Republicans? WE CAN'T AFFORD THEM any more.
an american who lives in canada (and we have an election on tuesday), i lost my job 4 mos. ago, have 2 mos left on unemployment insurance, my 90 year old mother lives on her own in florida..
i gave up the teevee! no election brouhaha, no market brouhaha. .just read "running with scissors", am finishing "blink".
i think my blood pressure's gone down, i'm not sputtering so much.
and my sense of humor is coming back!
oh, and favorite blogs (aside from huffpost)
jon swift
jesus' general
balloon juice
(irony may be dead, but thank God for satire!)
I responded by removing my money from the corporate owned bank and putting into my member owned credit union. By the way, was anyone else asked all sorts of personal questions when you closed your bank account? I was. I told them it was none of their business what I did for a living or what my physical address was. I also took it in cash. I don't trust a bank check anymore.
How am I responding?
1) I'm sleeping like a baby--I wake every two hours and cry.
2) The "experts" keep telling me "not to panic". Great advice! What does it mean? Should I "not panic and sell" or "not panic and not sell"? Isn't panicking a good option at this point?
In truth, I'm not big-time consumer and live fairly frugally. House is paid for, car is paid for, and I don't carry a credit card balance. Like many other people, I do count on my savings for what once looked like a not-too-distant retirement. After 28 years of Republican fiscal management, with a brief break with Clinton, retirement may be many years off.
How am I responding? I contributed money to Obama's campaign, the first time I ever gave more than my time to a candidate.
Fear and Panic ain't got nothing to do with it, but I'm mad enough to chew nails.
Got my IRA statement today, lost an average of 25% since Jan 1.
I bought my favorite silver stock at the low of today as so far its up about 15%
I'm being conservative in my purchases. And, I'm slowly starting to dollar cost average my way back into the market starting yesterday. May be too early, but putting a little bit in here and there while I watch and see how things shake out. I've had my 401k in money market accounts for the last year. A wee bit over conservative, but by sheer luck alone perhaps it will have paid off for me.

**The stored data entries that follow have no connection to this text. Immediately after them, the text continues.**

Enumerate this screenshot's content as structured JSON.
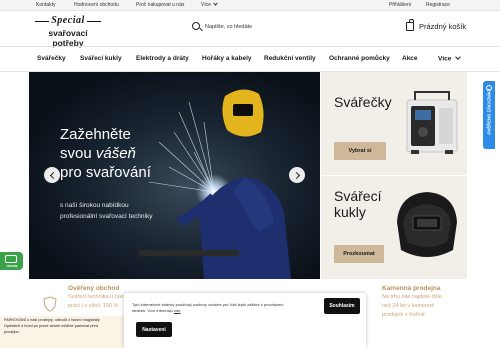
{
  "topbar": {
    "links": [
      "Kontakty",
      "Hodnocení obchodu",
      "Proč nakupovat u nás",
      "Více"
    ],
    "login": "Přihlášení",
    "register": "Registrace"
  },
  "logo": {
    "line1": "Special",
    "line2": "svařovací potřeby"
  },
  "search": {
    "placeholder": "Napište, co hledáte"
  },
  "cart": {
    "label": "Prázdný košík"
  },
  "nav": {
    "items": [
      "Svářečky",
      "Svářecí kukly",
      "Elektrody a dráty",
      "Hořáky a kabely",
      "Redukční ventily",
      "Ochranné pomůcky",
      "Akce",
      "Více"
    ]
  },
  "hero": {
    "title_1": "Zažehněte",
    "title_2a": "svou ",
    "title_2b": "vášeň",
    "title_3": "pro svařování",
    "subtitle_1": "s naší širokou nabídkou",
    "subtitle_2": "profesionální svařovací techniky"
  },
  "promos": [
    {
      "title": "Svářečky",
      "button": "Vybrat si"
    },
    {
      "title_1": "Svářecí",
      "title_2": "kukly",
      "button": "Prozkoumat"
    }
  ],
  "side_tab": {
    "label": "OVĚŘENO ZÁKAZNÍKY"
  },
  "features": [
    {
      "title": "Ověřený obchod",
      "line1": "Svářecí technika u nás",
      "line2": "prácí i s všeli. 100 %"
    },
    {
      "title": "Kamenná prodejna",
      "line1": "Na trhu nás najdete déle",
      "line2": "než 24 let v kamenné",
      "line3": "prodejně v Kolíně"
    }
  ],
  "cookie_left": {
    "line1": "PARKOVÁNÍ u naší prodejny: odbočit z hlavní magistrály",
    "line2": "Opletalch a hned po pravé straně můžete parkovat před",
    "line3": "prodejnu."
  },
  "cookie": {
    "text_1": "Tyto internetové stránky používají soubory cookies pro Váš lepší zážitek z procházení",
    "text_2": "stránek. Více informací ",
    "link": "zde",
    "accept": "Souhlasím",
    "settings": "Nastavení"
  },
  "chat": {
    "label": "ONLINE"
  },
  "colors": {
    "accent": "#cdb89a",
    "gold_text": "#b8935e",
    "hero_bg": "#0d1722",
    "side_tab": "#2b8be6",
    "chat": "#3aa34a"
  }
}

I refuse to worry about it, I grew up poor, and while I live well now, I own things- things don't own me - so I think I can adapt to almost anything that life throws at me
Me?? I've already lost my house, my job, all of my savings and my (lame) healthcare goes next week...
"Am I worried about Wallstreet", - you ask!?..........
Great story.
I have worked with the homeless and I was surprised to find that their lives have much less stress than I expected. Once you figure out how to get a meal and a place to sleep, the rest is easy.

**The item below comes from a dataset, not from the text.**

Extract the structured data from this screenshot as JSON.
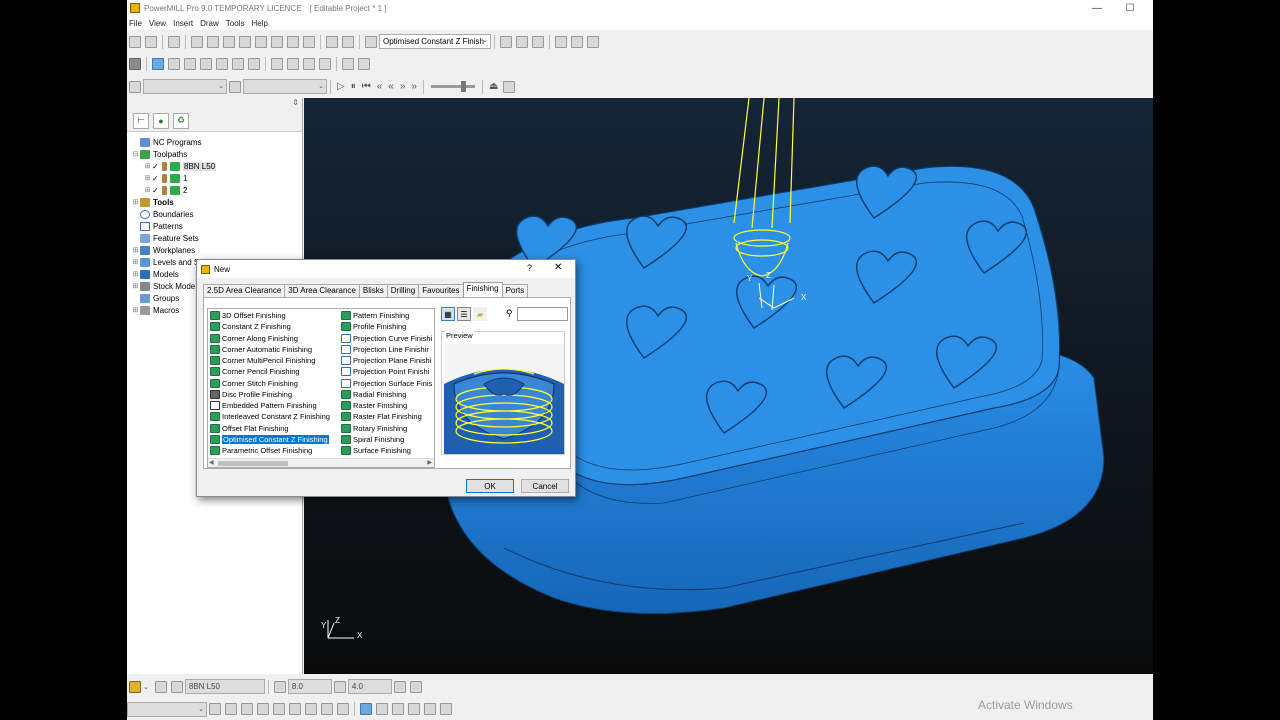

How many of us stay awake at night worrying about losing all our stuff?
Pointless.
"The only thing we have to fear is fear itself." FDR.

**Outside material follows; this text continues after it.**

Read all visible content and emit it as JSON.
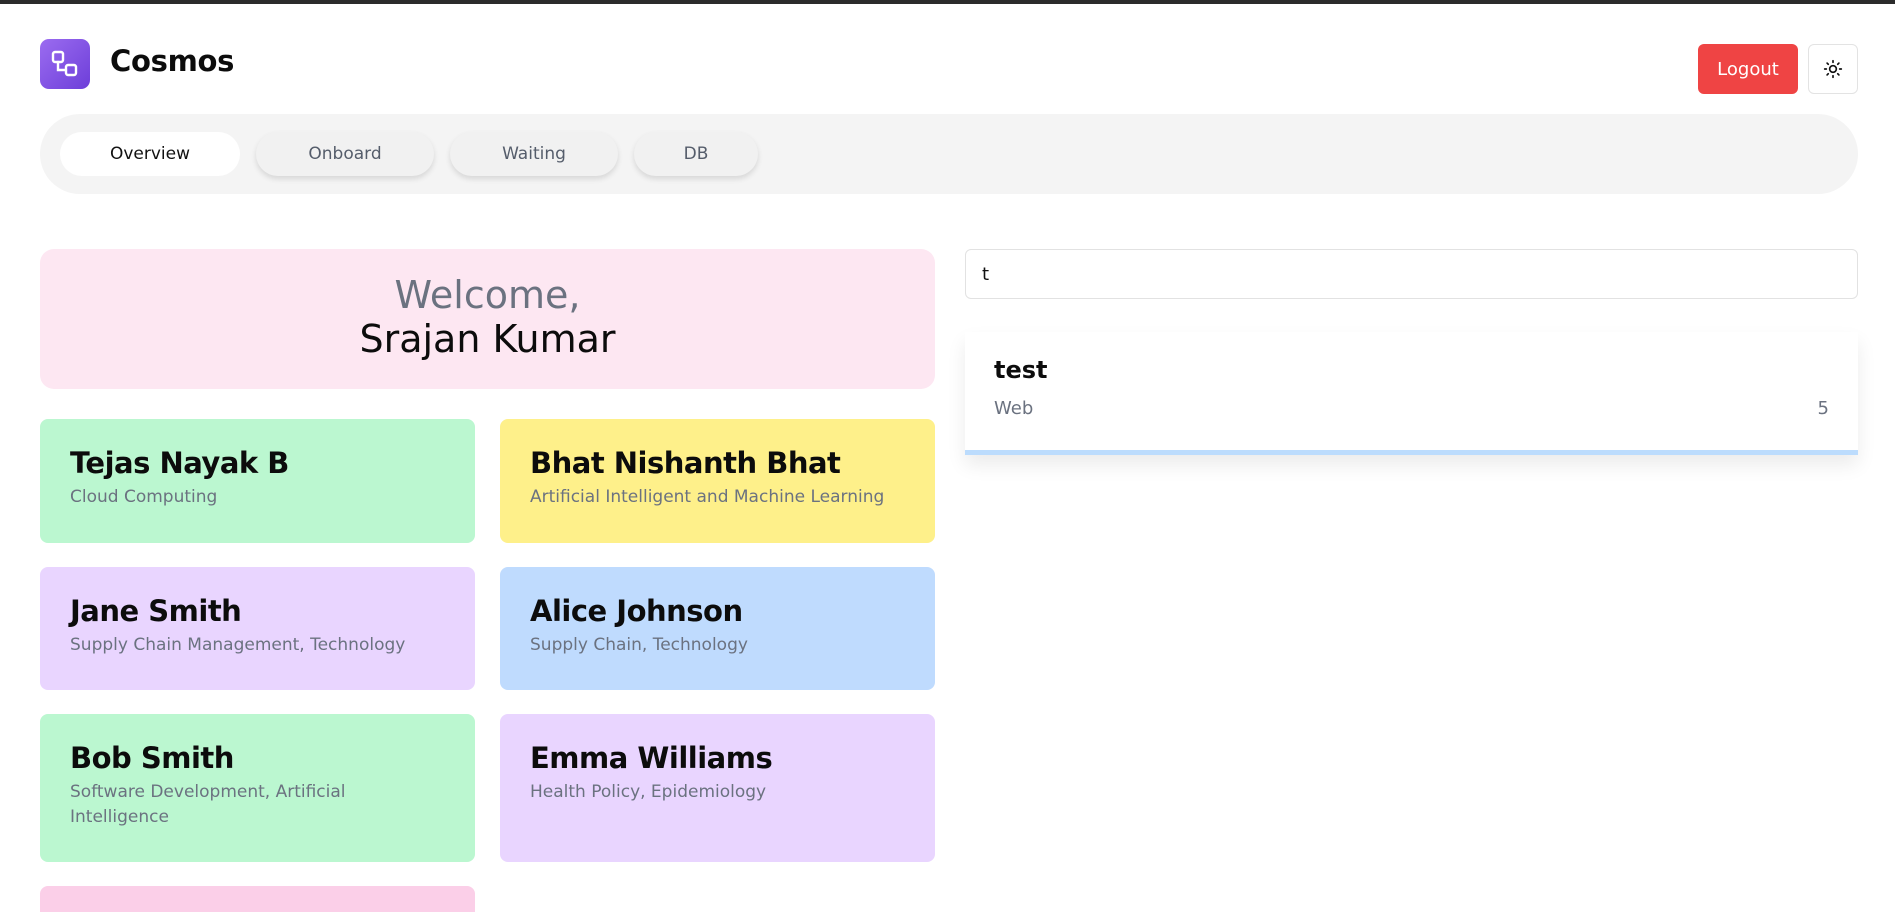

This question was asked on the C-span morning call in show and a woman called in to say she was eating more, now I can understand what she meant, nervous eating during a time of crisis, but the moderator just didn't get it, it totally flumoxed him and he moved on to another caller.
I will be 70&1/2 years old in 1 week. The Feds are FORCING me to transfer my 401K retirement funds to somewhere else. I would like to NOT take my money out of my 401K. (I know. I know. I have till April 1 to take money out.) People like me need a waiver or new law or something to permit us more time to move our 401 money to another account. I have to think about this and make a decision. But I don't want to think and decide. That's what makes me nervous.
In terms of using your 401K, the tax consequences of passing that money on to family are horrible. I believe one is usually advised to use their 401K money early, as other accounts may allow for more favorable tax treatment if unused and passed on.
Of course, that may not be your concern at all, not sure.
I sympathise with your problem, but really, don't you consider yourself lucky to be worrying about your 401k at the ripe old age of 70&1/2? No disrespect intended, but there have got to be a lot of people who would like to have your problem.